How Does a Freezer Work?
The world has been utterly transformed by artificial refrigeration. There is now a fridge in a freezer in just about every home, and a very large number of business premises as well.
Refrigeration technology dates back as far as 1755 – much, much longer if you count icehouses which have been used for thousands of years. However, it is only in the last century or so that artificial refrigeration has really taken off.
Nonetheless, this technology has become a simple fact of life and very few people understand how their freezer actually manages to freeze.
Even the briefest look at the website of a retailer such as Fridge Freezer Direct will reveal a dizzying array of fridges and freezers, from simple bottle coolers to massive commercial freezers. However, on varying scales they all use the same technology as the freezer in your home.
Evaporation has a cooling effect. You have no doubt noticed how stepping out of the shower or emerging from a swimming pool makes you cold until you have dried off – even on a fairly warm day. This is because when a liquid evaporates, it absorbs heat. The water evaporating from your skin is absorbing your body heat and cooling you down.
Freezers use the same principle, but on a much bigger scale. Liquid is evaporated into gas, absorbing heat in the process, in order to reduce the temperature of the freezer’s interior. Through technology, however, it is able to take place on a much bigger scale even in the fairly small confines of your freezer’s inner workings. As a result, it doesn’t just make your food slightly chilly like a person stepping out of the shower but freezes it solid.
A freezer starts not with water but with something that would usually be a gas at room temperature. Various gases have been used over the years. The first gases used were toxic, but when safe alternatives were created these naturally took over. When it was discovered that these alternatives, though safe for people, were bad for the environment, still other gases were found to replace those. Today, the most common is tetrafluoroethane.
A compressor is used to compress this gas down to high pressure, which forces it to turn into a liquid. This is the opposite of evaporation and has the opposite effect; releasing heat and raising the temperature of the surrounding environment. However, this takes place in a part of your freezer’s system that is designed to radiate almost all of this heat outwards through the back of the freezer rather than inside.

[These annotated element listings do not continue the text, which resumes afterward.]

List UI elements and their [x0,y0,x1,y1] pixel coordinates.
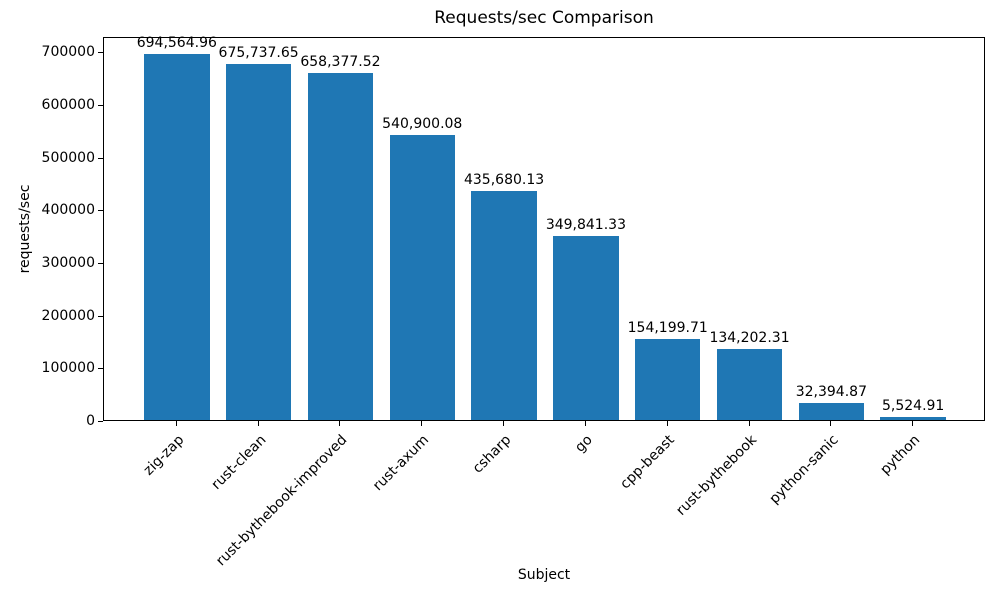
bar-rust-clean [225,64,292,420]
y-tick-mark [98,105,103,107]
y-tick-label: 600000 [41,97,95,114]
bar-python-sanic [798,402,865,420]
bar-value-label: 349,841.33 [545,216,626,233]
y-tick-label: 400000 [41,202,95,219]
x-tick-mark [748,421,750,426]
bar-python [880,417,946,420]
x-tick-mark [175,421,177,426]
bar-value-label: 134,202.31 [709,330,790,347]
bar-rust-axum [389,135,455,420]
x-tick-mark [912,421,914,426]
bar-value-label: 154,199.71 [627,319,708,336]
bar-value-label: 540,900.08 [382,116,463,133]
bar-go [553,235,619,420]
y-tick-mark [98,315,103,317]
bar-value-label: 658,377.52 [300,54,381,71]
y-tick-mark [98,368,103,370]
bar-value-label: 675,737.65 [218,45,299,62]
x-tick-label-rust-bythebook-improved: rust-bythebook-improved [213,432,351,570]
bar-rust-bythebook [716,349,783,420]
y-tick-label: 700000 [41,44,95,61]
y-tick-mark [98,52,103,54]
plot-area: 694,564.96 675,737.65 658,377.52 540,900.08… [103,35,985,421]
x-tick-label-anchor: python [672,429,924,478]
bar-value-label: 32,394.87 [795,383,867,400]
bar-zig-zap [144,54,210,420]
x-tick-mark [257,421,259,426]
y-tick-mark [98,210,103,212]
x-axis-label: Subject [517,567,571,583]
bar-cpp-beast [635,338,701,420]
bar-csharp [471,190,537,420]
x-tick-mark [421,421,423,426]
y-axis-label: requests/sec [17,184,33,274]
x-tick-mark [830,421,832,426]
bar-value-label: 694,564.96 [136,35,217,52]
x-tick-mark [339,421,341,426]
chart-title: Requests/sec Comparison [434,8,654,28]
bar-value-label: 5,524.91 [882,398,945,415]
y-tick-label: 300000 [41,255,95,272]
bar-rust-bythebook-improved [307,73,374,420]
y-tick-mark [98,157,103,159]
y-tick-mark [98,263,103,265]
x-tick-mark [584,421,586,426]
x-tick-mark [666,421,668,426]
x-tick-mark [503,421,505,426]
y-tick-mark [98,421,103,422]
bar-value-label: 435,680.13 [463,171,545,188]
y-tick-label: 500000 [41,149,95,166]
y-tick-label: 200000 [41,307,95,324]
y-tick-label: 0 [86,413,95,429]
x-tick-label-python: python [877,432,924,478]
y-tick-label: 100000 [41,360,95,377]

After this, the liquid is released through an evaporator. It turns quickly back into a gas, absorbing heat and making the surrounding area colder. The evaporator is designed and located so that the vast majority of the cooling effect takes place inside the freezer. Just like evaporating water, this has a cooling effect, but unlike water this effect is powerful enough to bring temperatures below zero. The gas then cycles around and is compressed again, releasing the heat absorbed on the outside of the fridge in a continuous process of cooling.